Resumo: O objetivo deste estudo foi mensurar grau de conversão (GC), microdureza Vickers (VH) e módulo de elasticidade (E) de cimentos resinosos polimerizados através de diferentes sistemas cerâmicos. Um disco de 1,5 mm de espessura de cada sistema cerâmico (cerâmica feldspática, dissilicato de lítio e zircônia coberto por cerâmica feldspática) foi utilizado. Três cimentos resinosos duais (Allcem, Variolink II e RelyX U200) e um cimento resinoso quimicamente ativado (Multilink) foram ativados através dos discos de cerâmica. Para os cimentos resinosos duais foi utilizado um aparelho de lâmpada halógena (Optilux 501 a 650 mW/cm2 por 120 s). Amostras polimerizadas sem a interposição do disco de cerâmica foram utilizadas como controle. As amostras foram armazenadas a 37 °C durante 24 h. ATR/FTIR foi utilizado para avaliar a extensão da polimerização nas amostras (n=5). Propriedades micromecânicas - VH e E - dos cimentos resinosos (n=5) foram medidas com um teste dinâmico de indentação. Os dados foram analisados através de análise de variância a dois fatores, teste de Tukey e correlação de Pearson (α=0,05). O GC foi afetado somente pelo tipo de cimento resinoso (p=0,001). Para VH, houve interação entre o tipo de cimento resinoso e o tipo de cerâmica (p=0,045).
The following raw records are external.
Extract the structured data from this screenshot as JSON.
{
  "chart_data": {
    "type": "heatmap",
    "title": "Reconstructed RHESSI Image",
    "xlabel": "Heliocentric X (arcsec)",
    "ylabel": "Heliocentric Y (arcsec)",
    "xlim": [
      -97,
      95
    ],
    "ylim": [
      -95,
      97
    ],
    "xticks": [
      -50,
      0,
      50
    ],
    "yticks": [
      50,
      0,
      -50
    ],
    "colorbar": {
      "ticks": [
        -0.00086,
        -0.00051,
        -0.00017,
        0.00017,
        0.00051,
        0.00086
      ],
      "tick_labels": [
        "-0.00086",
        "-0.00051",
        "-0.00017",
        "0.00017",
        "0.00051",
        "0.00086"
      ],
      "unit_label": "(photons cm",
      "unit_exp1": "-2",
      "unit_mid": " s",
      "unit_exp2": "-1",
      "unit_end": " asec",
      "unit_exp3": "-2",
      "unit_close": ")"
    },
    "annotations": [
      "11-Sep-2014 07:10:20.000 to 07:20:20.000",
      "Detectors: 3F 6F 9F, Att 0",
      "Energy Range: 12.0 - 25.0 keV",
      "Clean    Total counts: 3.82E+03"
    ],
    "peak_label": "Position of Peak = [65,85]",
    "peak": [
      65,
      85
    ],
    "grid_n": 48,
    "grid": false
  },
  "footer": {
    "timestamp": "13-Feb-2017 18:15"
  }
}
Os cimentos resinosos duais não apresentaram diferenças significativas nos valores médios de E e valores significativamente maiores que o cimento resinoso quimicamente ativado. O grau de conversão e as propriedades mecânicas dos cimentos resinosos avaliados dependem do seu modo de ativação e do tipo de cerâmica usada na espessura de 1,5 mm. Os cimentos resinosos duais desempenharam melhor que o cimento resinoso quimicamente ativado em todas as propriedades estudadas.